2015 was a tumultuous year for Jon Jones, as his hard-partying ways came back to haunt him and ultimately cost him his spot atop the light heavyweight division.
When the Jackson-Wink MMA standout finally did return to the Octagon, he cruised to a unanimous decision triumph over short-notice foe Ovince St. Preux in April that left more than a few observers feeling underwhelmed. After all, before he was suspended and stripped of his title for injuring a pregnant woman in a hit-and-run accident in Albuquerque, N.M., “Bones” was arguably the most dominant champion the sport had ever seen.
That Jones could be criticized for sweeping scorecards against a gifted opponent like St. Preux is simply a testament to the lofty standards he himself set. While some might chalk up Jones’ performance to ring rust, UFC 200 foe Daniel Cormier believes his rival’s lifestyle choices over the years have led to a diminished fighter.
“The Jon that showed up against Ovince St. Preux is the guy that’s going to be in the Octagon on July 9. That is who he is today. Nothing’s free, man. All the other stuff, all the partying -- you have to pay for that,” Cormier said during a recent conference call. “It’s time to pay the cost. He’s paying for all the outlandish living and burning that candle at two ends. And now we’re getting to the middle where it starts to die out. So we’ll see the same guy. That’s just who he is today. He’s not the guy before. He may be 28 years old in reality but he’s lived on this earth much longer with the long nights and the other stuff that he’s done.
I’ve lived life and I’ve been here longer. So yes, in age I’m 37 but I’m 37,” he continued. “I haven’t burnt it at both ends to become a middle-aged man at 28 years old. That’s you today. You’re that slow guy that was in the Octagon April 23 that looked like garbage.”

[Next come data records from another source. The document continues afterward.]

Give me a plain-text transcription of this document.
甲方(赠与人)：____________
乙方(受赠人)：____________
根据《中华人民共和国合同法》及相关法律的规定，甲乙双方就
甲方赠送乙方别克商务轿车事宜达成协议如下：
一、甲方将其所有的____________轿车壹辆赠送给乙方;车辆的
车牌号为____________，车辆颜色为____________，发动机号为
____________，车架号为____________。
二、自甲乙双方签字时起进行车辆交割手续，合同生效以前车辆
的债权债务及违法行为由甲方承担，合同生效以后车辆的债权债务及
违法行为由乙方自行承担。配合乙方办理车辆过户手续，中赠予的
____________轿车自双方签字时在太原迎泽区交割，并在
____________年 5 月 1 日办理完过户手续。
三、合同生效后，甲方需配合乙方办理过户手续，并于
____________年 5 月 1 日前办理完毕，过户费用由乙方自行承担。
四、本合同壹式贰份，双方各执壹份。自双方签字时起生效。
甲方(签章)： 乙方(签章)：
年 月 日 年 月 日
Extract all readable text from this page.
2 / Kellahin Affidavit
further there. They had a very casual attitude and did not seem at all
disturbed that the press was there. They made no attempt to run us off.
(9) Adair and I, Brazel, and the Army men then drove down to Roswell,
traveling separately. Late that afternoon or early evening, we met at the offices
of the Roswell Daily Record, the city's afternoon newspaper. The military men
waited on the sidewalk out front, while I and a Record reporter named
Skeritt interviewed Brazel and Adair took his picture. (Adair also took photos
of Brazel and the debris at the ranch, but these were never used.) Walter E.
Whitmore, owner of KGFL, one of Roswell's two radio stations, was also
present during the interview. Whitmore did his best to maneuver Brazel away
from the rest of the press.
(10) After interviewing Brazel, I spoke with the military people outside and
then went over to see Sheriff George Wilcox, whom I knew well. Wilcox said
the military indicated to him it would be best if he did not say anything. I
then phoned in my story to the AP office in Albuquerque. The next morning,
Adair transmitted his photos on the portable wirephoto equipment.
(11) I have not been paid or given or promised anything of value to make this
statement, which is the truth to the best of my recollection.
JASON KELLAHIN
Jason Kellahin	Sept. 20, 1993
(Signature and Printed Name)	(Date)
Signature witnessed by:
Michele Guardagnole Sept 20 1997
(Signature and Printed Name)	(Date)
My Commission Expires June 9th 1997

Jones seemed merely amused when asked to address Cormier’s comments at a press conference in Las Vegas on Wednesday to promote their UFC 200 headlining bout. Since returning to the UFC, Jones has claimed a life of sobriety has made him a changed man.
“DC said that because I used to be such a party animal that I burned my candle out on both ends. I’m 28 but really I’m 40 or whatever. I think misery loves company,” Jones said. “I think it’s apparent you look at me and you look at him, he’s having a hard weight cut. Look at his face: he’s all drawn-out looking. He just got over a knee injury. I feel fine. I’m not even sure if his knee is 100 percent. I doubt it; I’ll test that on Saturday. I feel great. How can you convince someone that getting sober and living more healthy will make you older? I beat him in the prime of my partying. So we’ll see that he’s the 40 year old on Saturday.”
Jones’ partying prime, as he puts it, certainly put a blemish on his career: Shortly after Jones took a five-round verdict over Cormier at UFC 182 on Jan. 3, 2015, it was revealed that he tested positive for cocaine in a pre-fight drug screening. He spent one night in rehab before leaving the facility to watch his brothers play in the AFC Championship game. A few months later, the hit-and-run incident that changed everything occurred.
For his part, Jones believes there is more at stake for Cormier in their rematch. While a loss won’t be permanently damaging for the 28-year-old interim champion, Cormier might have a tough time getting back to the top of the division with two losses to Jones on his resume.
“I really don’t envision losing this fight. But I’m also aware this fight isn’t a make or break for my career type situation. I’m 28 years old. I have maybe just under maybe 10 years left to fight in me,” Jones said. “A lot of the great champions in sports have taken ‘L’s’ before. Losing is not really in my psychology. I’m just aware if it were to happen, my career isn’t based off one fight when I have so much more to go. Where in his situation at his age and the fact that he lost to me once already another loss to me it would really do some devastation to his legacy.”
Jones is well aware that he has something to prove against Cormier. Some doubters might have emerged after his win over St. Preux. At the highest level of competition, finishes don’t come easily -- hence the four straight decision triumphs by Jones.
“I don’t like the fact that I’m going to decision a lot. It’s my maturity and martial arts; I just play the game really smart. I know that Ovince St. Preux was the fight I should have finished. I’m gonna try to make up for that on Saturday by finishing DC,” he said. “I really feel like I can do it.”